If the calculation of the machine, as long as more than 51% of the method is quality quantification, then in the trading model, it is possible to make 51%, 55%, 60% or even more efficient model out of the volume and price, combined with short term indicators. So the short term can make money, is based on practice to quantify their own sense of the plate, summed up their own trading rules.
Through the big data analysis of the law of short term rise
Many stock trading software comes with only stock selection, AI stock selection, similarity stock selection this kind of function, there are some tools to do data backtesting according to the model, the first step for investors to do is not to figure out what trading method, but through the model to find, summarize the law, big data can give the law is more effective, most of them are others used the law, some have been Validate the effective, this time is to believe in big data, make a methodological screening.

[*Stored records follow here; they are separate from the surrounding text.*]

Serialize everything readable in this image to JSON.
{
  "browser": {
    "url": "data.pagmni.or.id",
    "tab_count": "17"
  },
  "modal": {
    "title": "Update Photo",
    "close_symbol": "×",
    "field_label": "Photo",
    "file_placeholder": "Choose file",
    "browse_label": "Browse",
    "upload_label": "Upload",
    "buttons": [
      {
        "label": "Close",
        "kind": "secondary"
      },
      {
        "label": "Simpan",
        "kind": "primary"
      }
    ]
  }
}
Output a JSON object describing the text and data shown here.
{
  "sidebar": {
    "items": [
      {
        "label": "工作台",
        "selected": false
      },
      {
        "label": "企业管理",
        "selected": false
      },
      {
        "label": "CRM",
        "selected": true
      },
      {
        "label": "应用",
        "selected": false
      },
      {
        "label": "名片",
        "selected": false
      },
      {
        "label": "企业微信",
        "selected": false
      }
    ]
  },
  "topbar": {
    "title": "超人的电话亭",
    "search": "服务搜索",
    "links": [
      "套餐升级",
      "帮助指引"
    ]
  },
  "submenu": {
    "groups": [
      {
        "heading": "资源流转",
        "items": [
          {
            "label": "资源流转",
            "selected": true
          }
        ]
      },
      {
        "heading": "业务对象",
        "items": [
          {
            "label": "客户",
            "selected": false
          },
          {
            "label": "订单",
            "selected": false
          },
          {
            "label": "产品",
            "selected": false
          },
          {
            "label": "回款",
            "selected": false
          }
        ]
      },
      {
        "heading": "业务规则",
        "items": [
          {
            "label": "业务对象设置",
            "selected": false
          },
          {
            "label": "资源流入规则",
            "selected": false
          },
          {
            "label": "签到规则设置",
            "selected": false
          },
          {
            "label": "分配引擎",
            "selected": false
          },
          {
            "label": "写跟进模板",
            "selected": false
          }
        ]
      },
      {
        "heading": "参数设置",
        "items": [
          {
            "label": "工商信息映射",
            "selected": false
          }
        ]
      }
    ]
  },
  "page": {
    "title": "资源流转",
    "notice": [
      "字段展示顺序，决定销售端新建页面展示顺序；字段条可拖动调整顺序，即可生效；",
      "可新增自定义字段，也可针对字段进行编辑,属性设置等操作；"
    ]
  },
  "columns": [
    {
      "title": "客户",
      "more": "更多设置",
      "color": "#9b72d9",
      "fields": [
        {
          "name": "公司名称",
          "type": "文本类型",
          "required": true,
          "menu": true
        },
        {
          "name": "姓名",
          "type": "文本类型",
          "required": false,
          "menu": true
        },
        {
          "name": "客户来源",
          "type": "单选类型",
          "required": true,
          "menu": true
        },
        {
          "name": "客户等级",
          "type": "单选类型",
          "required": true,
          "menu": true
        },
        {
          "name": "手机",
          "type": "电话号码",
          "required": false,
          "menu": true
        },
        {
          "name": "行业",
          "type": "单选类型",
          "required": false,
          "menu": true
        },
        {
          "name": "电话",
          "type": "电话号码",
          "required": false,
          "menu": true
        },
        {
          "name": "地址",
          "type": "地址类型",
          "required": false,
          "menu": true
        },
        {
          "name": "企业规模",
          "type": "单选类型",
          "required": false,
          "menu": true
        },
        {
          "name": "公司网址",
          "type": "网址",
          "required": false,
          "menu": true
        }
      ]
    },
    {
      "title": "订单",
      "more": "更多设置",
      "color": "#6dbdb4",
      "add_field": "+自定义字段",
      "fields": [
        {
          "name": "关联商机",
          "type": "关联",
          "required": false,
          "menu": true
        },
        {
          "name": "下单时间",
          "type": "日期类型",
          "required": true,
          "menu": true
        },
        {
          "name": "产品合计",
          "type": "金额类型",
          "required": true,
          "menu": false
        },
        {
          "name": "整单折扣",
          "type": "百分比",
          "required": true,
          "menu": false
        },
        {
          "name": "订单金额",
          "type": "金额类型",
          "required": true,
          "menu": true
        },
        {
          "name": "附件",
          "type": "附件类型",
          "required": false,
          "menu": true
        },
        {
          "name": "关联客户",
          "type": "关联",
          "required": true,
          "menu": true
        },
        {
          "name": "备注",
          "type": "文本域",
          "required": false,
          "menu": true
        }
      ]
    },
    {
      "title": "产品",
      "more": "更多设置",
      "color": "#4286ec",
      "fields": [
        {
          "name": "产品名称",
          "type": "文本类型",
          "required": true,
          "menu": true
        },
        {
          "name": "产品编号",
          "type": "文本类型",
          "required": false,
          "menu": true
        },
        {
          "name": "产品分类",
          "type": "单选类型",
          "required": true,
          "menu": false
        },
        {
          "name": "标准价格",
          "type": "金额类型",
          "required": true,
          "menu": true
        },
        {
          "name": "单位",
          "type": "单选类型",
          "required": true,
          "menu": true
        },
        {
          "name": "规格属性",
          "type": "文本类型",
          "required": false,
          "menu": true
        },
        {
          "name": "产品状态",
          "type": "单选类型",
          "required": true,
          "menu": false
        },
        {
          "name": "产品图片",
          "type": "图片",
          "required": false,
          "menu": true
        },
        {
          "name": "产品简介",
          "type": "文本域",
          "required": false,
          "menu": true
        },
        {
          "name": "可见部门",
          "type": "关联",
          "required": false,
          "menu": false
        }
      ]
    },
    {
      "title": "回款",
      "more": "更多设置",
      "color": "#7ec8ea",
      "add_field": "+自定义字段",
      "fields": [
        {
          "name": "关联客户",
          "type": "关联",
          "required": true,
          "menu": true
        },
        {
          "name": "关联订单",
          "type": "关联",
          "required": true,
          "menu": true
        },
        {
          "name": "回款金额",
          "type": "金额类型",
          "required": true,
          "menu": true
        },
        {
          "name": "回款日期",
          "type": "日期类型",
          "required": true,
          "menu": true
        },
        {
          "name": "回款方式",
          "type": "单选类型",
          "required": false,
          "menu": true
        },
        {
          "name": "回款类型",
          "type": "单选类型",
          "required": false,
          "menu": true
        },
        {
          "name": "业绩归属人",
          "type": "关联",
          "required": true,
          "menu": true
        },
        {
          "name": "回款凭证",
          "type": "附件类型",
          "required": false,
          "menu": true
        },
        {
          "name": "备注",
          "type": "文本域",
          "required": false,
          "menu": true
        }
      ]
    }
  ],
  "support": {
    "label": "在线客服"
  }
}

Use the law for trial and error, total success and failure
After obtaining the big data, we have to use the law to trial and error, the law although said to give a high probability of winning formula, usually the probability of rising will be greater than 50%, but there is no buy and sell point of the law, in fact, is a rogue, but not 100% of the rise, the essence of the risk, so we have to learn to improvise, for inexperienced investors, can only set a good Rules, use this model to go on trial and error, and finally summarize through the results, what kind of stocks rise higher probability, what kind of rise rate is low, the methodology of others, push to start over is not normal.
The use of summaries of experience to optimize the emotions in trading
According to their own summary of experience, and computer data is the same this time do not be proud, because it only means that now can only be a tie with the computer, this time also need to keep practicing, try to read the market to do so behind what kind of emotion, this time part of the more sensitive to the emotions of investors, will understand why they will make money or loss, and then, naturally, is to optimize the emotions, improve The ability to react in the case of reading emotions.
Continuous trial and error summary, the formation of their own set of stock trading system
This is the last step, that is, for the short term stock trading a trial and error, to put it bluntly is a short term trading disadvantage, in different market conditions, the results will vary a lot, on the one hand, the bull market and bear market is not the same emotional changes, the bull market is more aggressive, the bear market is more conservative, on the other hand is the bull market will be more abundant funds, the bear market funds are more stretched, so its The way of operation is also different, only the bull market and bear market have experienced, the operation system will be more perfect, in the process requires investors to constantly trial and error, and then sum up the law. Of course, the purpose of trial and error is not to lose money, but to quickly find the solution to the probability, to understand the short term rise and fall behind the way the money operates. The event out of true knowledge is right, but practice is also to be methodical, trial and error must control the position, and a reasonable stop-loss stop, this is the most basic basic skills.
Risk Warning: The above content is for reference only, and does not represent JRFX’s position. JRFX does not assume any form of loss caused by any trading carried out in accordance with this article. Please consult your financial planner for your investment portfolios and manage your own risk.